13.11.2020 – 10.35 – Nè di venere nè di marte ci si sposa nè si parte. Tirate fuori i cornetti rossi, ferri di cavallo o correte a raccogliere quadrifogli: oggi è venerdì 13. Ma come mai questa data, nell’immaginario collettivo, si pensi porti sfortuna? Innanzitutto, bisogna partire dal numero: la fobia del 13, infatti, è molto diffusa, tanto che ha un vero e proprio nome ed è la “triscaidecafobia” (dal greco τρεισκαίδεκα treiskaídeka, “tredici” e φόβος phóbos, “paura”) ovvero l’irragionevole paura del numero 13, solitamente legata alla superstizione e più in generale alla cultura popolare.
La superstizione con buone probabilità arriva dal fatto che 13 erano le persone presenti all’ultima Cena di Cristo, ed il tredicesimo era Giuda; al numero si collega poi il giorno della settimana, il venerdì, ovvero quando morì Cristo.

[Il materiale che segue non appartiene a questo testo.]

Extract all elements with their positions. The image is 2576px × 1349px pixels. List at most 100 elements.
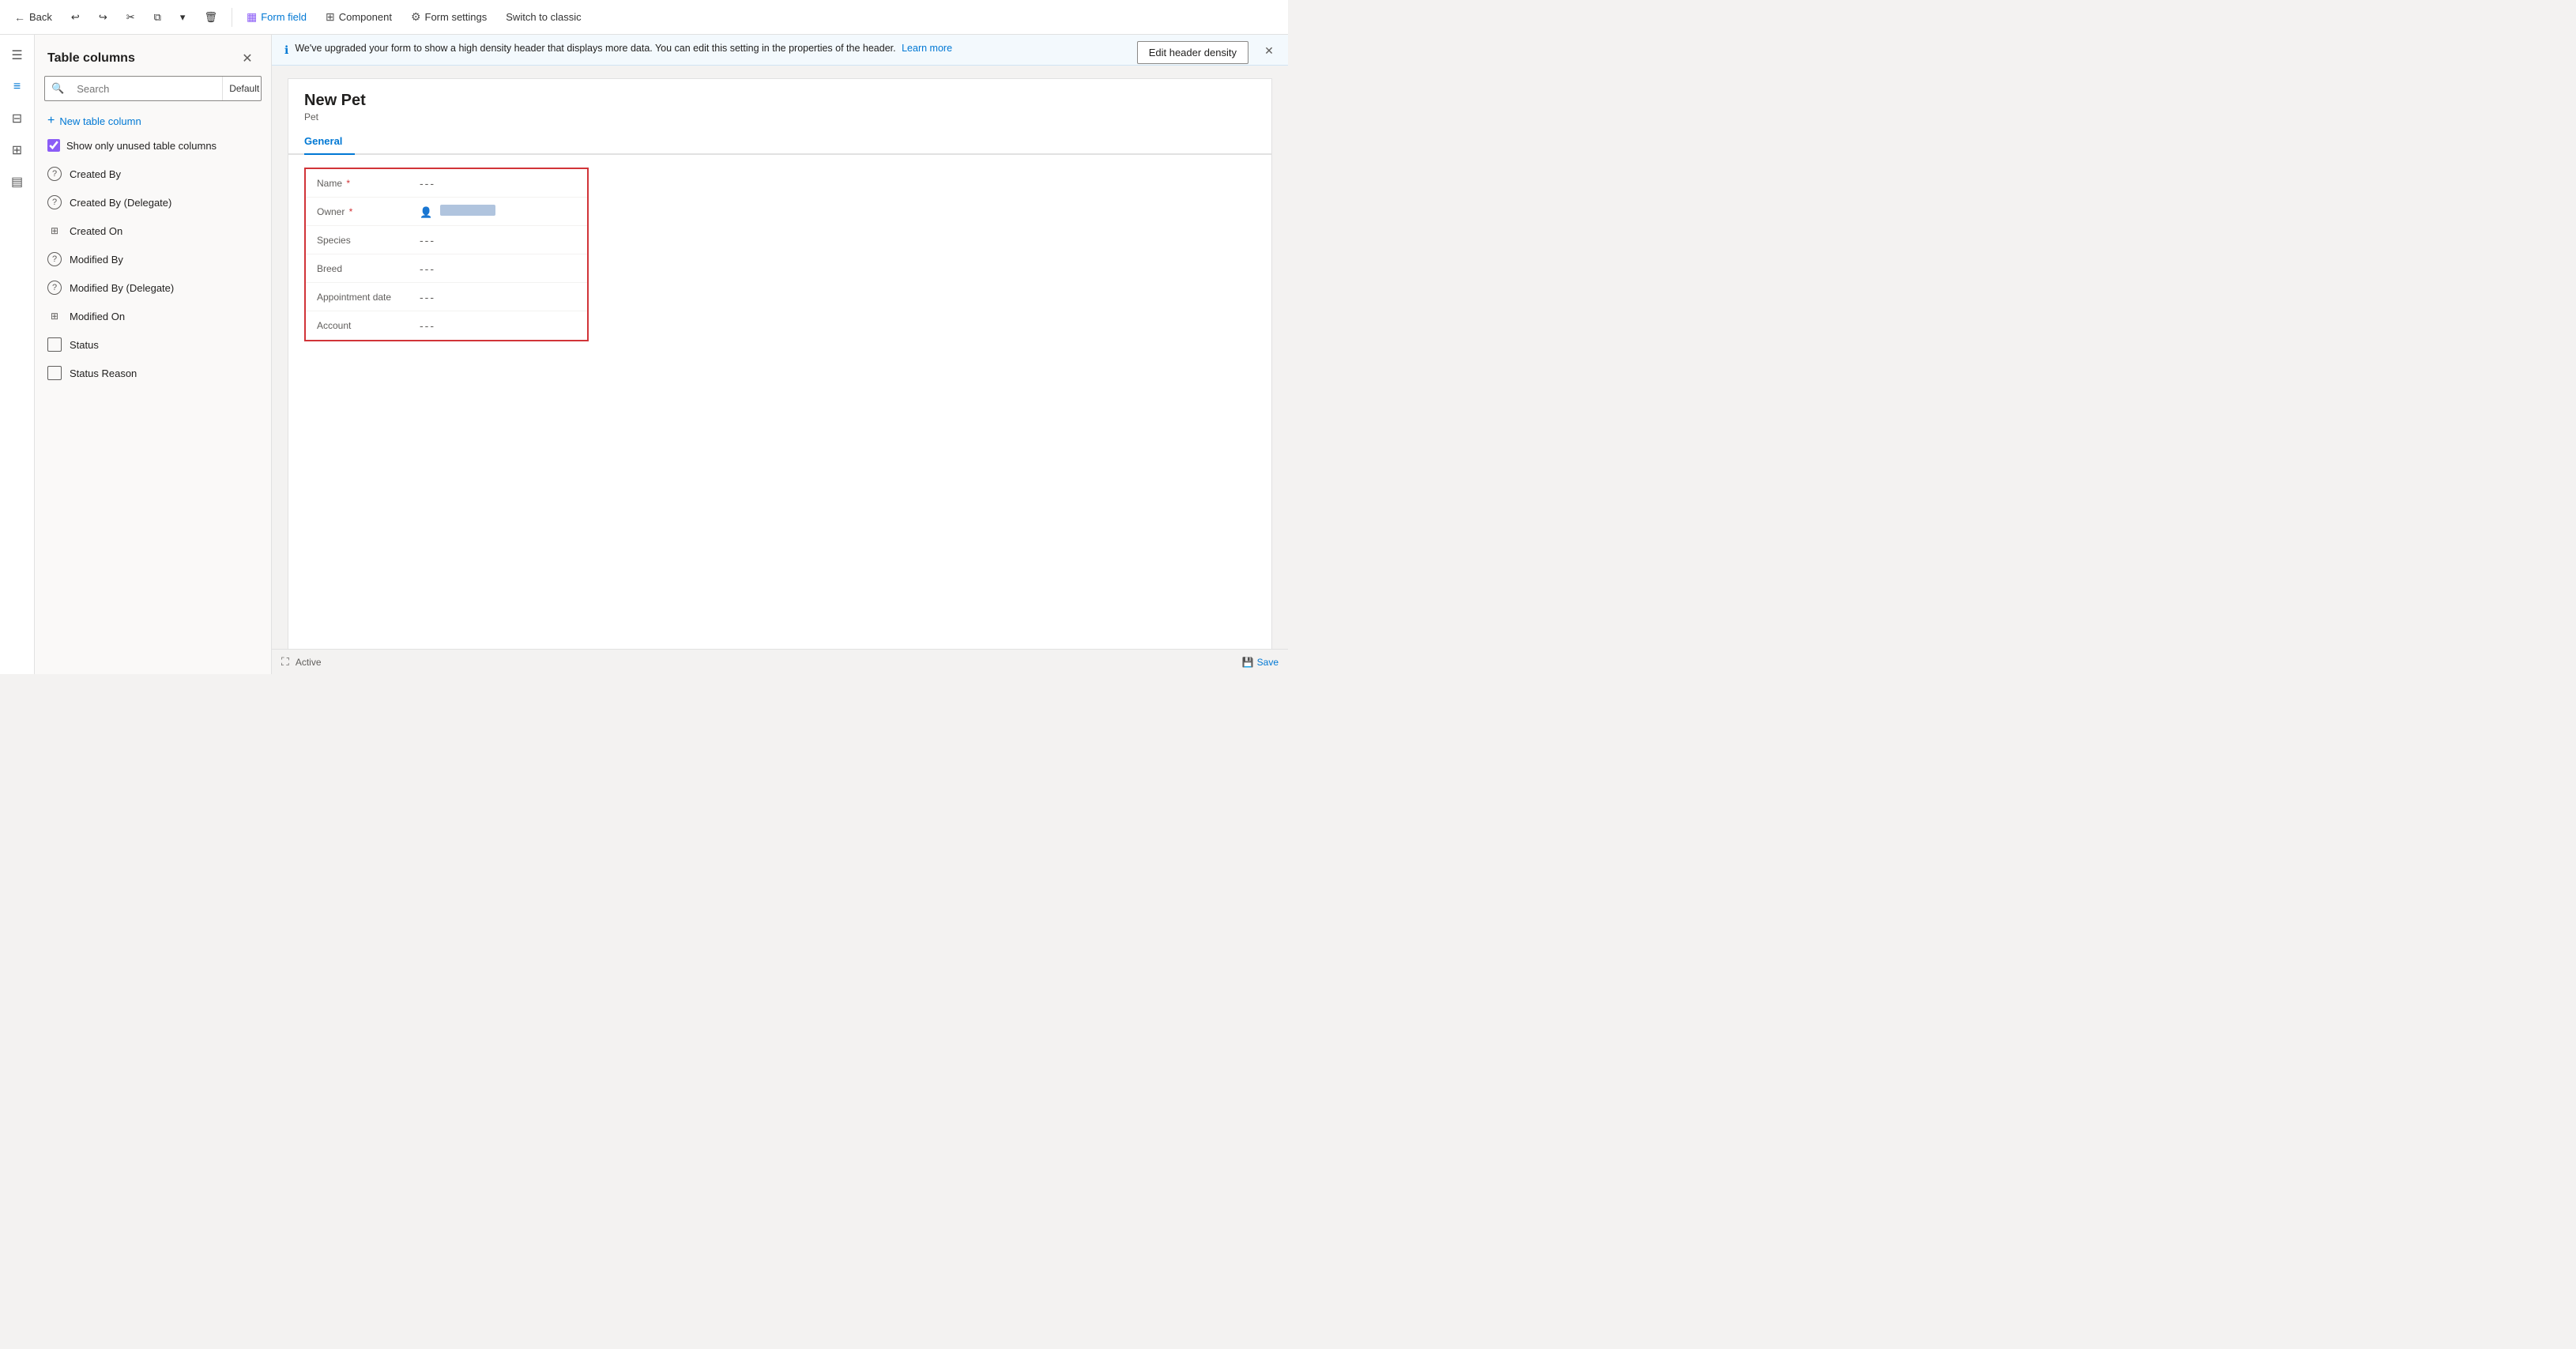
switch-classic-label: Switch to classic	[506, 11, 581, 23]
learn-more-link[interactable]: Learn more	[902, 43, 952, 54]
show-unused-checkbox[interactable]	[47, 139, 60, 152]
undo-button[interactable]: ↩	[63, 8, 88, 27]
form-card: New Pet Pet General Name *	[288, 78, 1272, 649]
layers-icon: ⊟	[12, 111, 22, 126]
redo-button[interactable]: ↪	[91, 8, 115, 27]
left-panel-header: Table columns ✕	[35, 35, 271, 76]
banner-close-button[interactable]: ✕	[1260, 41, 1279, 60]
back-button[interactable]: ← Back	[6, 8, 60, 27]
field-value-breed[interactable]: ---	[420, 262, 576, 275]
form-canvas: New Pet Pet General Name *	[272, 66, 1288, 649]
question-icon: ?	[47, 167, 62, 181]
owner-value-blurred	[440, 205, 495, 216]
column-label: Status Reason	[70, 367, 137, 379]
sidebar-btn-table[interactable]: ⊞	[3, 136, 32, 164]
column-label: Created By	[70, 168, 121, 180]
sidebar-btn-chart[interactable]: ▤	[3, 168, 32, 196]
expand-icon[interactable]: ⛶	[281, 655, 289, 669]
form-settings-icon: ⚙	[411, 10, 421, 24]
field-row-appointment-date: Appointment date ---	[306, 283, 587, 311]
save-icon: 💾	[1242, 657, 1254, 668]
field-label-owner: Owner *	[317, 206, 420, 217]
tab-general-label: General	[304, 135, 342, 147]
required-indicator: *	[344, 178, 350, 189]
toolbar: ← Back ↩ ↪ ✂ ⧉ ▾ 🗑 ▦ Form field ⊞ Compon…	[0, 0, 1288, 35]
column-item-created-by-delegate[interactable]: ? Created By (Delegate)	[35, 188, 271, 217]
search-input[interactable]	[70, 83, 222, 95]
field-row-owner: Owner * 👤	[306, 198, 587, 226]
field-value-species[interactable]: ---	[420, 234, 576, 247]
delete-button[interactable]: 🗑	[196, 8, 225, 27]
component-label: Component	[339, 11, 392, 23]
show-unused-label: Show only unused table columns	[66, 140, 217, 152]
component-button[interactable]: ⊞ Component	[318, 7, 400, 27]
column-label: Status	[70, 339, 99, 351]
field-label-appointment-date: Appointment date	[317, 292, 420, 303]
field-value-appointment-date[interactable]: ---	[420, 291, 576, 303]
column-list: ? Created By ? Created By (Delegate) ⊞ C…	[35, 160, 271, 674]
chevron-down-icon: ▾	[180, 11, 186, 24]
tab-general[interactable]: General	[304, 129, 355, 155]
column-item-created-by[interactable]: ? Created By	[35, 160, 271, 188]
info-banner: ℹ We've upgraded your form to show a hig…	[272, 35, 1288, 66]
grid-icon: ⊞	[47, 309, 62, 323]
column-item-modified-by[interactable]: ? Modified By	[35, 245, 271, 273]
column-item-created-on[interactable]: ⊞ Created On	[35, 217, 271, 245]
redo-icon: ↪	[99, 11, 107, 24]
copy-button[interactable]: ⧉	[146, 8, 169, 27]
undo-icon: ↩	[71, 11, 80, 24]
question-icon: ?	[47, 252, 62, 266]
back-label: Back	[29, 11, 52, 23]
form-field-label: Form field	[261, 11, 307, 23]
left-panel-close-button[interactable]: ✕	[236, 47, 258, 70]
plus-icon: +	[47, 114, 55, 128]
form-settings-button[interactable]: ⚙ Form settings	[403, 7, 495, 27]
bottom-bar: ⛶ Active 💾 Save	[272, 649, 1288, 674]
field-row-account: Account ---	[306, 311, 587, 340]
search-filter-dropdown[interactable]: Default ▾	[222, 77, 262, 100]
question-icon: ?	[47, 195, 62, 209]
hamburger-icon: ☰	[11, 47, 22, 63]
back-icon: ←	[14, 11, 25, 24]
cut-icon: ✂	[126, 11, 135, 24]
field-value-account[interactable]: ---	[420, 319, 576, 332]
left-panel-title: Table columns	[47, 51, 135, 66]
switch-classic-button[interactable]: Switch to classic	[498, 8, 589, 26]
show-unused-row[interactable]: Show only unused table columns	[35, 134, 271, 160]
field-value-owner[interactable]: 👤	[420, 205, 576, 219]
column-item-modified-on[interactable]: ⊞ Modified On	[35, 302, 271, 330]
info-message: We've upgraded your form to show a high …	[295, 43, 895, 54]
save-button[interactable]: 💾 Save	[1242, 657, 1279, 668]
cut-button[interactable]: ✂	[119, 8, 143, 27]
more-button[interactable]: ▾	[172, 8, 194, 27]
info-banner-text: We've upgraded your form to show a high …	[295, 43, 952, 54]
close-icon: ✕	[1264, 44, 1274, 58]
form-record-type: Pet	[304, 111, 1256, 122]
sidebar-btn-columns[interactable]: ≡	[3, 73, 32, 101]
info-icon: ℹ	[284, 43, 288, 57]
question-icon: ?	[47, 281, 62, 295]
form-field-button[interactable]: ▦ Form field	[239, 7, 314, 27]
form-record-title: New Pet	[304, 92, 1256, 110]
component-icon: ⊞	[326, 10, 335, 24]
field-label-name: Name *	[317, 178, 420, 189]
main-layout: ☰ ≡ ⊟ ⊞ ▤ Table columns ✕ 🔍 Default	[0, 35, 1288, 674]
search-icon: 🔍	[45, 82, 70, 95]
column-item-status[interactable]: Status	[35, 330, 271, 359]
search-filter-label: Default	[229, 83, 259, 94]
column-label: Modified By (Delegate)	[70, 282, 174, 294]
field-label-species: Species	[317, 235, 420, 246]
copy-icon: ⧉	[154, 11, 161, 24]
box-icon	[47, 337, 62, 352]
column-item-status-reason[interactable]: Status Reason	[35, 359, 271, 387]
field-value-name[interactable]: ---	[420, 177, 576, 190]
form-tabs: General	[288, 129, 1271, 155]
sidebar-btn-hamburger[interactable]: ☰	[3, 41, 32, 70]
column-item-modified-by-delegate[interactable]: ? Modified By (Delegate)	[35, 273, 271, 302]
edit-header-density-button[interactable]: Edit header density	[1137, 41, 1248, 64]
table-icon: ⊞	[12, 142, 22, 158]
new-table-column-button[interactable]: + New table column	[35, 107, 271, 134]
sidebar-btn-layers[interactable]: ⊟	[3, 104, 32, 133]
search-bar[interactable]: 🔍 Default ▾	[44, 76, 262, 101]
form-title-area: New Pet Pet	[288, 79, 1271, 129]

Il numero è tuttavia considerato segno di discordia in molte culture, legato alla mitologia scandinava, ad esempio, questo numero è reputato un segno di malaugurio anche in altre parti del mondo: 12 erano infatti i semidei fino all’arrivo del tredicesimo, Loki, dio della grande astuzia e degli inganni ma anche della distruzione, crudele con gli uomini.
Tra le curiosità proposte da Skuola.net su questa credenza, è che non in tutti i paesi è il venerdì ad essere temuto, ad esempio in Grecia e in Spagna è il martedì. Infine, curiosità forse meno nota, sono numerose le compagnie aree nel mondo che non hanno il posto 13 a bordo.